Friday, 15 July 2011

Shared connection pool between multiple webapps of tomcat

For configuring a container managed connection pool you define a resource in context.xml as

<ResourceLink
name="jdbc/myoracle"
global="shared/jdbc/myoracle"
type="javax.sql.DataSource"
factory="org.apache.naming.factory.DataSourceLinkFactory"
username="username"
password="password" />

and do a JNDI lookup to access the resource and get a db connection. Even though the connection pool is maintained by the container, it creates a pool for every webapp on tomcat and doesn't really share the pool between webapps. This usually causes your environments use up too many connections and result in session unavailable exceptions.

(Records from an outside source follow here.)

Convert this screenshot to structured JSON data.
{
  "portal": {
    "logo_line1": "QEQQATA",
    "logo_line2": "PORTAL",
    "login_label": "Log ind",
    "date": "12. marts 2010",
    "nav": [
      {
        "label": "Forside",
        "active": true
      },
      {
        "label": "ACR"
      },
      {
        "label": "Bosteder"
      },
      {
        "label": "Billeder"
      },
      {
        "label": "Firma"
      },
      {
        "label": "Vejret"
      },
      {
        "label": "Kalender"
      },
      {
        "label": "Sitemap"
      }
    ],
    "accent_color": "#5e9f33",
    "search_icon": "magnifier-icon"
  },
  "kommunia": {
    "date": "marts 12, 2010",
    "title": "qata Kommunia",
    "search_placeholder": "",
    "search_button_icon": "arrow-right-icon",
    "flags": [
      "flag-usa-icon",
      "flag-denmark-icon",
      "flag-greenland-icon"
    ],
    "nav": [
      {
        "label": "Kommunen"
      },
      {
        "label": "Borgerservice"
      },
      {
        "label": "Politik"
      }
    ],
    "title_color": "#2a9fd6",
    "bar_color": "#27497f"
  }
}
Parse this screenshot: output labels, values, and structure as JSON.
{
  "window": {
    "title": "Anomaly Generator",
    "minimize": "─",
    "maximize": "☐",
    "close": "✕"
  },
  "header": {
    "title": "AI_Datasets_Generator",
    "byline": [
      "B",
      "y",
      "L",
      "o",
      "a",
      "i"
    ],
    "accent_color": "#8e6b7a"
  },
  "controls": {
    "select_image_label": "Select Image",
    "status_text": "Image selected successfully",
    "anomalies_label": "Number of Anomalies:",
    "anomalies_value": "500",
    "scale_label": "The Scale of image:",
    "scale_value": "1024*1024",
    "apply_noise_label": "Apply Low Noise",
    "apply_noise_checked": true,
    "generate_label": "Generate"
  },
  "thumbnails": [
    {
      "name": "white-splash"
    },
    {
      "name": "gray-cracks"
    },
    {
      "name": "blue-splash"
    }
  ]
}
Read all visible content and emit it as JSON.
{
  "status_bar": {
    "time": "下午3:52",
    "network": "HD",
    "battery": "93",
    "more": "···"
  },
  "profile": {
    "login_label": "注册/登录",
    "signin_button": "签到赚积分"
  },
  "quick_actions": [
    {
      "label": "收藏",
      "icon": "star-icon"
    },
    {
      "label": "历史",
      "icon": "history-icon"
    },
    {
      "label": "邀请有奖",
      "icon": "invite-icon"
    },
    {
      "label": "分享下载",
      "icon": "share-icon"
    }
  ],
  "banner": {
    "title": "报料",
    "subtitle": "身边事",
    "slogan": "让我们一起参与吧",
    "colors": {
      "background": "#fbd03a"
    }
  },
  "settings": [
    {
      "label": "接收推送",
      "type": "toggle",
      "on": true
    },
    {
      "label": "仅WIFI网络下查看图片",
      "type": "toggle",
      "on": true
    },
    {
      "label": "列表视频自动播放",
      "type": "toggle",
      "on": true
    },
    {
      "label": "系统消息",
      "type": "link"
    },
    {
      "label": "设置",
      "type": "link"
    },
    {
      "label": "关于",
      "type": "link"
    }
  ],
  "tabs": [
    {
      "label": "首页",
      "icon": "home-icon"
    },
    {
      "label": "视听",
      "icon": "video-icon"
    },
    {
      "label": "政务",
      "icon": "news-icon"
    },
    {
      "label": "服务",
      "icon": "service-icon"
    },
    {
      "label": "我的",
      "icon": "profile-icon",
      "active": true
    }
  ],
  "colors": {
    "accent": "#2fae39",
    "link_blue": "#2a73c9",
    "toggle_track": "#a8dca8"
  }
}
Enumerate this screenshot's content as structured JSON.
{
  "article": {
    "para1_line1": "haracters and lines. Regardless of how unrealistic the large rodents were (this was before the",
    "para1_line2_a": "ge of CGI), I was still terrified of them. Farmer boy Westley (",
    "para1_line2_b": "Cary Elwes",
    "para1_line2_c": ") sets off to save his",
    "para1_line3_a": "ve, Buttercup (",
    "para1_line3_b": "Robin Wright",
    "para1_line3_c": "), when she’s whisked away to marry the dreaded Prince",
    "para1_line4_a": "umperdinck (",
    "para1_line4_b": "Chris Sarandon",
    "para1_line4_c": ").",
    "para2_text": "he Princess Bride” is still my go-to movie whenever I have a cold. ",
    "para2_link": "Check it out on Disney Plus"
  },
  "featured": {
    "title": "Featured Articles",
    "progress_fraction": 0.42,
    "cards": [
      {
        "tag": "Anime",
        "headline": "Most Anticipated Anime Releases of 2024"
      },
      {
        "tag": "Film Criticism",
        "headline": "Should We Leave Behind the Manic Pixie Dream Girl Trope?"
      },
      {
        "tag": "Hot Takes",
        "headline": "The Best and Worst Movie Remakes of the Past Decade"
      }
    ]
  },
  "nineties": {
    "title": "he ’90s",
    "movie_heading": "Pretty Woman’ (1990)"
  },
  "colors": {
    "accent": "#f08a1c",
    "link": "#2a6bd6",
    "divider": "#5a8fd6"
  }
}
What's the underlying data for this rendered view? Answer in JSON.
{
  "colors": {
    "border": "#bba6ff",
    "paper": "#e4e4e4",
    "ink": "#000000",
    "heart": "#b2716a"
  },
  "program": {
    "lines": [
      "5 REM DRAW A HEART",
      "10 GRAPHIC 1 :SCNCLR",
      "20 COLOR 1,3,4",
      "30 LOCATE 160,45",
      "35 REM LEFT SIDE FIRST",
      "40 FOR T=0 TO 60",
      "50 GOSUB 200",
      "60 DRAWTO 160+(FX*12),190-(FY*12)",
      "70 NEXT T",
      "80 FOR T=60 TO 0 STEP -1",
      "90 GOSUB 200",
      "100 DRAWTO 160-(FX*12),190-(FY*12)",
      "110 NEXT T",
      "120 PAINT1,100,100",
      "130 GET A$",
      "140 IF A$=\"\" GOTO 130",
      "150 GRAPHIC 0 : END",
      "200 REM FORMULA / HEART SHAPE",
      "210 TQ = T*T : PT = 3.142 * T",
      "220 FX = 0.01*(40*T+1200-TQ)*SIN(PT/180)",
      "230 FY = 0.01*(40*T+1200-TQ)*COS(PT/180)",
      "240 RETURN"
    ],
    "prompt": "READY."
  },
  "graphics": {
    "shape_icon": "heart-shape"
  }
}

To make your webapps use a truely sharable connection pool across all webapps on the container, use the following configuration

1. Remove any definition you have from context.xml (These configuration files are usually found on tomcat_home/conf)
2. Move this definition to server.xml and copy under as

<GlobalNamingResources>
<Resource auth="Container" driverClassName="oracle.jdbc.OracleDriver"
maxActive="2" maxIdle="1" maxWait="-1"
name="shared/jdbc/myoracle" password="password"
type="javax.sql.DataSource" url="jdbc:oracle:thin:@server:1521:XE" username="username"/>
</GlobalNamingResources>

3. Link this resource to your webapplication context by copying the below xml under element

<ResourceLink
name="jdbc/myoracle"
global="shared/jdbc/myoracle"
type="javax.sql.DataSource"
factory="org.apache.naming.factory.DataSourceLinkFactory"
username="username"
password="password" />
4. Restart tomcat
5. Look into your database administration console to verify the connections you are holding.

Now, all your web application contexts link to just a global truely shared connection pool and use less connections.